PONENTES



La cocina primigenia 

Yoshihiro Narisawa nació en 1969 en la península de Chita, a casi 400 kilómetros de Tokio. Su infancia transcurrió en una familia de cocineros, por lo que su vocación vino determinada por su entorno más próximo. El entorno humano, pero también el natural. Hijo de una zona rural y tradicional, observó siempre con un cierto sentido místico esa naturaleza de la que procedían directamente las materias primas que veía cocinar. Asoció ambos conceptos en su mente y en su corazón y de aquella asociación nació su pulsión naturalista, fuertemente arraigada en las costumbres tradicionales japonesas.

Al cumplir los diecinueve años, decidido ya a hacer de sí mismo un cocinero profesional, viajó a Francia para trabajar en algunas de las cocinas más prestigiosas del país. Aquello le aportó una base técnica sustantiva, que ha servido de fundamento a su evolución posterior, aunque sin condicionarla en absoluto. La suya es, el propio Narisawa insiste en ello, una cocina profundamente personal en la que podemos observar influencias técnicas de muy diversa procedencia siempre sometidas al mismo fin: la cocina debe servir para trasladar la naturaleza al plato.

La naturaleza en su estado más puro y esencial. No como una interpretación, sino como un homenaje necesario y sentido que cobra forma en una traslación casi poética de los elementos del paisaje a esas ejecuciones brillantes que el comensal ve desfilar ante sí a lo largo de la degustación del menú.

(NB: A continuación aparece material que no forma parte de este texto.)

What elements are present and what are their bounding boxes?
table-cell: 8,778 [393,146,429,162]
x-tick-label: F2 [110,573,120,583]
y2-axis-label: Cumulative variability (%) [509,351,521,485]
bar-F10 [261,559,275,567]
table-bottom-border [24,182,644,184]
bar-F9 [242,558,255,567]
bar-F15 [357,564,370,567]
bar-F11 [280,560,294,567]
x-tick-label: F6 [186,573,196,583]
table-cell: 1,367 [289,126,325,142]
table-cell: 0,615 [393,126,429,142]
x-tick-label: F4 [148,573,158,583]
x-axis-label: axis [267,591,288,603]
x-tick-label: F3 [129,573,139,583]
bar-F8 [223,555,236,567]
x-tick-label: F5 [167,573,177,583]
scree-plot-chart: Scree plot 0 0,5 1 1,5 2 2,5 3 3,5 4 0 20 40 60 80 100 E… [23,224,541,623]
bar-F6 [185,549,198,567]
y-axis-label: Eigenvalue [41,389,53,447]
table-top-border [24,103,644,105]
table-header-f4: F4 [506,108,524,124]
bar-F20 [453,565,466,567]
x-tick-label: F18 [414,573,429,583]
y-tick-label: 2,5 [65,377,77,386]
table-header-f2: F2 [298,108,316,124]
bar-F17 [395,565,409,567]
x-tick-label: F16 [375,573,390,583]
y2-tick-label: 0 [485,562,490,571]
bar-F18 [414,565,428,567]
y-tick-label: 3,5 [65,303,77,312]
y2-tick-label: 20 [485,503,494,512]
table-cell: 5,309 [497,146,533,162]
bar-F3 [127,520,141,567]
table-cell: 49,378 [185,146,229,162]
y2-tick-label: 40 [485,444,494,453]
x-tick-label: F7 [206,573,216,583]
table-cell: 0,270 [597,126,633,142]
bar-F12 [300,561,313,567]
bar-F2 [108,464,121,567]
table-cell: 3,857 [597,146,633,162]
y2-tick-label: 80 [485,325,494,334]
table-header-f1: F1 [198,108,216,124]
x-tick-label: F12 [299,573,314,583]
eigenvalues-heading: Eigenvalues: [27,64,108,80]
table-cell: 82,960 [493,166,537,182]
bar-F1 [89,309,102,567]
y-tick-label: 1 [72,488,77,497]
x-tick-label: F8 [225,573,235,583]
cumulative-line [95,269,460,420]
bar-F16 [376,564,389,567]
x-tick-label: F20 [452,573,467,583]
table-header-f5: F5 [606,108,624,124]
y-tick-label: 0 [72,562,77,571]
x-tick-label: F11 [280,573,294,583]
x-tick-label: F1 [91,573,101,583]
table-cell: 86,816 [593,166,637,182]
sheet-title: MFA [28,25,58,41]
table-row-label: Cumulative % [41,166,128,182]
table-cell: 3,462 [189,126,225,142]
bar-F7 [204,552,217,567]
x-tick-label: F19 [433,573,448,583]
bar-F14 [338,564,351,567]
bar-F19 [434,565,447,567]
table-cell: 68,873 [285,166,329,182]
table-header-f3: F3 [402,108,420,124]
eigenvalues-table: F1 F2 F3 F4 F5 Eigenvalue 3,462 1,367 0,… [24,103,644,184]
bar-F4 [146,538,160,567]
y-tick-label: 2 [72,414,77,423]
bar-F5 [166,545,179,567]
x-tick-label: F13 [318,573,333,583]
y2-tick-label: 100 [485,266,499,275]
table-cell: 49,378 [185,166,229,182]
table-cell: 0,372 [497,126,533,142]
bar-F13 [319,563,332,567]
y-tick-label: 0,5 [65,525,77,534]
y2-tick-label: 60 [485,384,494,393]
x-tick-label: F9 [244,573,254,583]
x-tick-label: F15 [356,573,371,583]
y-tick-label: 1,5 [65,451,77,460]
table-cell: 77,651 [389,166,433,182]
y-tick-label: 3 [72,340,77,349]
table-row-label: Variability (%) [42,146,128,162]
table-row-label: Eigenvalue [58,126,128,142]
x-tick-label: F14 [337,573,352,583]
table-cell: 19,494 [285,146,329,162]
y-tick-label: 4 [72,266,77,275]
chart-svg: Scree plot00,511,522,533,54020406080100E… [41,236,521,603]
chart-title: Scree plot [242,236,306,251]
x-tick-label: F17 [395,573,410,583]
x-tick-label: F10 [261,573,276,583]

Regalo de la tierra, regalo del mar, regalo del jardín, regalo del bosque… Los nombres de sus elaboraciones desglosan los espacios naturales en los que cobra vida cada una de las estaciones del año. Hay un mensaje que se percibe en la armonía del tiempo y los colores, los aromas, la luz, los sabores. La cocina y la estación del año son una misma cosa. Los platos solo cobran sentido en un momento concreto. Son una prolongación. Un epifenómeno delicioso del transcurrir del ciclo de la Naturaleza.

Hemos saltado demasiado pronto al presente. Retornemos. Narisawa volvió de Francia e inauguró su primer restaurante en Odawara, en la provincia de Kanawaka. Y fue allí donde inició su creciente relación con los productores que surten su cocina cada día de materias primas frescas obtenidas por medios siempre respetuosos con el entorno. Fue allí donde se dio a conocer en Japón y desde donde dio el salto a Tokio para profundizar en sus niveles de exigencia. La capital recibió su llegada en 2003.

Ese año inauguró, en el selecto barrio de Minami Aoyama, el que primero se llamó Les Creations de Narisawa y con el tiempo ha pasado a ostentar como nombre únicamente el apellido del autor, Narisawa. Allí cada día se siente menos deudor de su pasado –aquel periodo de aprendizaje europeo que marcó sus inicios- y mejor afirmado en su filosofía, esa exégesis sápida de las estaciones que le ha llevado a ser señalado por la crítica mundial como el mejor restaurante de Asia. Un restaurante de decoración minimalista, con tres tonos de colores: blanco, marrón oscuro y negro.

 “Deberíamos seguir albergando en nuestra conciencia y corazón de japoneses la creencia en que todos los elementos de la naturaleza, incluso los más insignificantes, forman parte del espíritu de los Dioses. Y hay que protegerlos de corazón. Yo siento hacia mi prójimo el deseo de revivir y resucitar aquellos paisajes naturales que han sido tal vez devastados por la mano de la Humanidad –dice”.

“Con el fin de aportar la naturaleza al plato y procurando ofrecer la fuerza peculiar de cada temporada, es necesario seleccionar un ingrediente principal en el plato, cuya estructura deberá ser completada por otros ingredientes cuyo aroma, aspecto y textura evoquen la estación actual. El cliente debe caer bajo el hechizo de la temporada. No ingerir una comida. Absorber la vida”. Nada que añadir.